My entrepreneurial ideas cheat sheet
As an engineer working for large organizations, my goal is always to work on projects I can be proud of and learn a lot from while also benefiting the organization and its customers. If you are lucky, you’ll meet a project that checks all those boxes but if not, the best way to work on one is actually propose one by yourself. I have proposed and worked on a lot of my own projects and seen a lot of other people do it successfully. Someone recently asked me about how to find ideas to pitch your own projects and I verbally drew the following diagram for them. That actually came out better than I expected so I thought I should draw it for a post. Lot of the things in the diagram are self explanatory but I have added some thoughts for some aspects closer to my heart.
Now to be clear, proposing a project in a large organization goes way beyond just coming up with a compelling idea. Depending on where you work, you will have to come up with a case on why it will be impactful, aligns well with the product roadmap and actually feasible for implementation with resources that you are asking for. Even if everything aligns, you may not always get the resources if there are competing priorities and other internal factors that we don’t have to get into here :-)
This post however is only about idea generation as that’s the first step. The goal is to come up with something the leadership will be willing to fund and will benefit your internal and/or external customers while also maximizing your own learning. In my diagram, things that intersect with the orange oval typically tend to maximize the learning part (which can be a little subjective: not everyone finds the same things “cool”).
My personal favorite place to find ideas is the orange intersection where you find opportunities to improve the existing product. This often comes in form of optimizations to existing products. Many of my ideas fall under this area with applying load balancing optimizations for Lambda that a lot of my other posts talk about. These projects typically require you to deeply understand your existing product and also read a lot of research for what is possible in the area. Remember that a lot of research is not practical (often not even reproducible!) and there’s definitely such a thing as premature optimization. So in a way, optimization is a waiting game. You have to know about the inefficiencies in your products and have to track them with metrics for a long time before you realize it’s time to optimize stuff.
Premature optimization in my mind is optimization that pigeonholes your system into a state of lower flexibility which helps you really optimize things a lot (e.g. fixing your OS/architecture and building assembly hacks to make things run faster or with fewer resources). However, if you are an early stage product that hasn’t really narrowed down your niche, this type of optimization might make it harder for you to pivot or repurpose your system for other things. A simple system built using a bunch of popular open source products thrown together might be a much better fit in such situations even if the performance is suboptimal.

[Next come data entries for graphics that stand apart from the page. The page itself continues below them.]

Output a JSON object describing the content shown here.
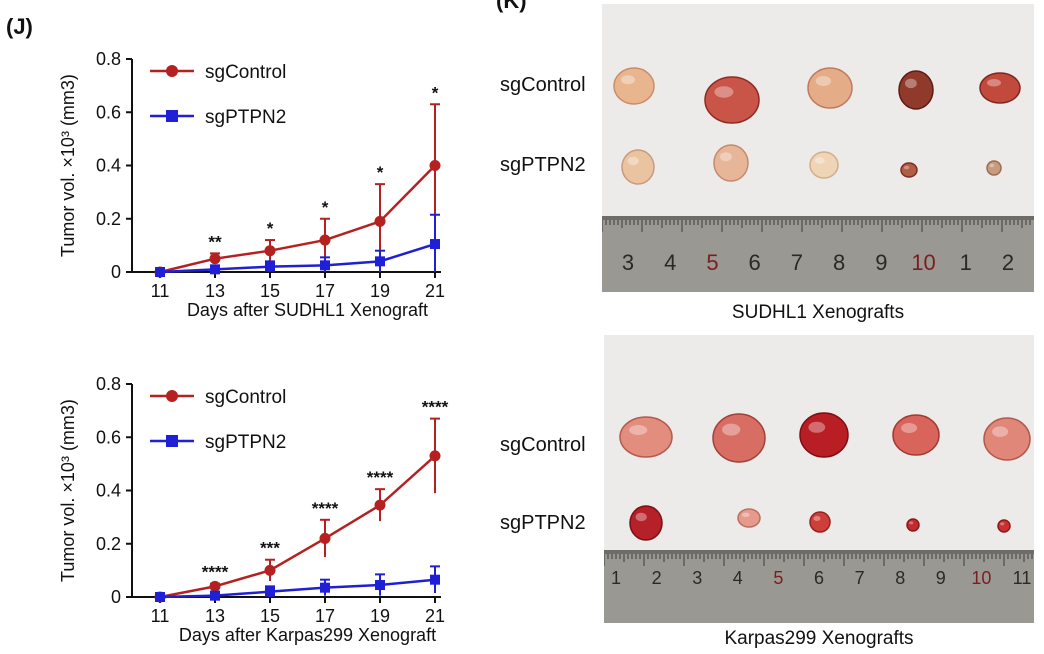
{
  "panels": {
    "J": {
      "label": "(J)"
    },
    "K": {
      "label": "(K)"
    }
  },
  "colors": {
    "control": "#b52121",
    "ptpn2": "#1f1fd6"
  },
  "chart_data": [
    {
      "type": "line",
      "title": "",
      "xlabel": "Days after SUDHL1 Xenograft",
      "ylabel": "Tumor vol. ×10³ (mm3)",
      "ylim": [
        0,
        0.8
      ],
      "yticks": [
        "0",
        "0.2",
        "0.4",
        "0.6",
        "0.8"
      ],
      "x": [
        "11",
        "13",
        "15",
        "17",
        "19",
        "21"
      ],
      "series": [
        {
          "name": "sgControl",
          "marker": "circle",
          "values": [
            0,
            0.05,
            0.08,
            0.12,
            0.19,
            0.4
          ],
          "err": [
            0,
            0.02,
            0.04,
            0.08,
            0.14,
            0.23
          ]
        },
        {
          "name": "sgPTPN2",
          "marker": "square",
          "values": [
            0,
            0.01,
            0.02,
            0.025,
            0.04,
            0.105
          ],
          "err": [
            0,
            0.01,
            0.02,
            0.03,
            0.04,
            0.11
          ]
        }
      ],
      "annotations": [
        "",
        "**",
        "*",
        "*",
        "*",
        "*"
      ],
      "legend": "top-left",
      "grid": false
    },
    {
      "type": "line",
      "title": "",
      "xlabel": "Days after Karpas299 Xenograft",
      "ylabel": "Tumor vol. ×10³ (mm3)",
      "ylim": [
        0,
        0.8
      ],
      "yticks": [
        "0",
        "0.2",
        "0.4",
        "0.6",
        "0.8"
      ],
      "x": [
        "11",
        "13",
        "15",
        "17",
        "19",
        "21"
      ],
      "series": [
        {
          "name": "sgControl",
          "marker": "circle",
          "values": [
            0,
            0.04,
            0.1,
            0.22,
            0.345,
            0.53
          ],
          "err": [
            0,
            0.01,
            0.04,
            0.07,
            0.06,
            0.14
          ]
        },
        {
          "name": "sgPTPN2",
          "marker": "square",
          "values": [
            0,
            0.005,
            0.02,
            0.035,
            0.045,
            0.065
          ],
          "err": [
            0,
            0.01,
            0.02,
            0.03,
            0.04,
            0.05
          ]
        }
      ],
      "annotations": [
        "",
        "****",
        "***",
        "****",
        "****",
        "****"
      ],
      "legend": "top-left",
      "grid": false
    }
  ],
  "photos": [
    {
      "row_labels": [
        "sgControl",
        "sgPTPN2"
      ],
      "ruler_numbers": [
        "3",
        "4",
        "5",
        "6",
        "7",
        "8",
        "9",
        "10",
        "1",
        "2"
      ],
      "caption": "SUDHL1 Xenografts"
    },
    {
      "row_labels": [
        "sgControl",
        "sgPTPN2"
      ],
      "ruler_numbers": [
        "1",
        "2",
        "3",
        "4",
        "5",
        "6",
        "7",
        "8",
        "9",
        "10",
        "11"
      ],
      "caption": "Karpas299 Xenografts"
    }
  ]
}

Another interesting aspect when coming up with these ideas is to attract the best engineers to work on them. When you propose your idea and get “funding”, that’s just someone saying it’s okay for 4 people to work on this for two quarters. You still need to find four people that you consider very good in various ways — great to brainstorm with, great programmers, experts with CI/CD tools etc. so there’s a marketing to engineers aspect to all of this. Some people find this easier than pitching to leadership while some find it harder. Apart from being considered a generally pleasant person to work with, the key aspect to this marketing in my opinion is just having a good handle on what folks find interesting and what they care about. It’s important to communicate why you are excited about the project but also what it will do for their skills, career development etc.